Just finished working and realized I needed to enter my post. I had all these pictures I had set aside for my blog but couldn’t figure out how to move them from the file where I had saved them, until just now. Hence my posts not having any images all these weeks!

The first thing I thought when I closed my work email, I need a pop of color, something that makes me happy. And flowers do just that. There is a meditation technique called the “Heart of the Rose” where you take a rose and look at it starting at its heart or center and then notice its color, texture, fragrance and design (Source: The Monk Who Sold His Ferrari by Robin Sharma). Let thoughts come in and out and bring yourself back to focus on the flower.

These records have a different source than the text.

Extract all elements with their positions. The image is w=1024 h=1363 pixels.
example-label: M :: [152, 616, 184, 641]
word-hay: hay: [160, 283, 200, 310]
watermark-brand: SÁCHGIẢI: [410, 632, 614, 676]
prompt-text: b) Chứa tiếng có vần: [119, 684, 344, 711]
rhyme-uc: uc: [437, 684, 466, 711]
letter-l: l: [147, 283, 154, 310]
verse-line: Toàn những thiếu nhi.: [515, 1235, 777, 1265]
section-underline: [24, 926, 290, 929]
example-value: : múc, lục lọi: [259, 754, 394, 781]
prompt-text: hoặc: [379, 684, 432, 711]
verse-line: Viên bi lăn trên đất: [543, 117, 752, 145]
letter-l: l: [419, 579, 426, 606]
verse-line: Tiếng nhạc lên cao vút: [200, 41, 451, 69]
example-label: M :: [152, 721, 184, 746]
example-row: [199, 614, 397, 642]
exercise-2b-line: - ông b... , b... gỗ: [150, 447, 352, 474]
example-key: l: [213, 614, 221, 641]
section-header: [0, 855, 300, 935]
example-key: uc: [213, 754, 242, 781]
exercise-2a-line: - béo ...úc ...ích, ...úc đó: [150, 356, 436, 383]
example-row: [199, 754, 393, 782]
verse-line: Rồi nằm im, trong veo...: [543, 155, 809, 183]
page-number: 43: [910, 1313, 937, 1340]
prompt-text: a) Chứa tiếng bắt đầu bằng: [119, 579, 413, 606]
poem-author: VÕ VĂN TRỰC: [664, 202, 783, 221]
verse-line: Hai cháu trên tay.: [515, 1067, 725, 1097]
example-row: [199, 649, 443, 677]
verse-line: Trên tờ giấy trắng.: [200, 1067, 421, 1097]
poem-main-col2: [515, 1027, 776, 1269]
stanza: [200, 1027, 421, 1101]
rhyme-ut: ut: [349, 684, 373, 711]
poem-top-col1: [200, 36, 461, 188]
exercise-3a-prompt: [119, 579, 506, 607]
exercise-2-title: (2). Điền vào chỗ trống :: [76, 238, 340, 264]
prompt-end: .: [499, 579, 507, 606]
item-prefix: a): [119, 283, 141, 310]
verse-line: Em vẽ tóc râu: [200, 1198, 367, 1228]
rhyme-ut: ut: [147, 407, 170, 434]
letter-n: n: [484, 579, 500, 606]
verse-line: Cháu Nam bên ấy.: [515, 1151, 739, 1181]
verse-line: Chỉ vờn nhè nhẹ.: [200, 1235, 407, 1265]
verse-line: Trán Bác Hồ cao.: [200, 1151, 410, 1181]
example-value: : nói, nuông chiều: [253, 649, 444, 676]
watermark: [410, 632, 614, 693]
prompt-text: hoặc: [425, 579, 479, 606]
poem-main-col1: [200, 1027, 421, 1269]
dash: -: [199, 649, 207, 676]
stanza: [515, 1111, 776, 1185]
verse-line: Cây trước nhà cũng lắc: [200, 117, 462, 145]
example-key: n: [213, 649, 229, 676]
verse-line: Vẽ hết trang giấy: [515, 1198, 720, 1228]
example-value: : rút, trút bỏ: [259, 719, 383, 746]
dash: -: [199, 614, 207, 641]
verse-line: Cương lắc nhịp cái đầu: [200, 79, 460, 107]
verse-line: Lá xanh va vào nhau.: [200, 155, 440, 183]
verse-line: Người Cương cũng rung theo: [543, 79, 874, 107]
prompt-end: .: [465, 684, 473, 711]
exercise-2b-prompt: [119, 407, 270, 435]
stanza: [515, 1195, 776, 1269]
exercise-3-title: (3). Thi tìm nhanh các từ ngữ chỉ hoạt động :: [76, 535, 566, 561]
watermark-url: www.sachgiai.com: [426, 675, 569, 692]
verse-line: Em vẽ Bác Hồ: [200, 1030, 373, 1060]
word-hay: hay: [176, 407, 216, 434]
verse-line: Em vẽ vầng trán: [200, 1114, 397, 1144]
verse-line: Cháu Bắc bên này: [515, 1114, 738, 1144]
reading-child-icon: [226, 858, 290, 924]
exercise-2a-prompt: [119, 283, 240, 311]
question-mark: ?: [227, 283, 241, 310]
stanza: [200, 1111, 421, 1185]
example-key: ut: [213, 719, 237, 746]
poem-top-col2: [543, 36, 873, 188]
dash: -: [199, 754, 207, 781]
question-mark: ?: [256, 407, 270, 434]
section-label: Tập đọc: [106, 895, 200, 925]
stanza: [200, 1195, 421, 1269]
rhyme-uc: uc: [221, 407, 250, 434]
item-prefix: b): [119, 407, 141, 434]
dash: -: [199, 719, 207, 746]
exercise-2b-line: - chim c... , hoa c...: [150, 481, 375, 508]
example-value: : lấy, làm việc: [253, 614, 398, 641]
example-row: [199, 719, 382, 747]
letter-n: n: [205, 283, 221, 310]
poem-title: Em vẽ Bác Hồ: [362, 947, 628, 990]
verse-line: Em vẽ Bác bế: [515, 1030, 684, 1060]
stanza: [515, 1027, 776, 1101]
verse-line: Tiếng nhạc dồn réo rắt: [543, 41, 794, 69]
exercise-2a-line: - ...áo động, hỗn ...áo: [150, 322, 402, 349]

Doing this for just even a few minutes, helps to calm your thoughts and cool your mind.


P.S. Thanks to Rachel for her kind words about my posts last week. While I would always miss her posts, I figured she was out or just got busy with kids or work. I’m super-glad that she felt she could step away and not feel any pressure – that is what is so great about doing this. Otherwise the process of writing becomes burdensome and loses its joy. When I was at Dartmouth, I think I lost some of that joy as a Creative Writing Major (that and being surrounded by a lot of literary egos). Through this process, I’m slowly starting to regain that joy with every shaky phrase and awkward stumble of a sentence. For me, I had been wanting to write the post about Tao for a while, it’s so nice when your peer/colleague/writing buddy sees an “expansiveness of voice,” I certainly was trying for more, so to speak, and it is so nice that it was noticed!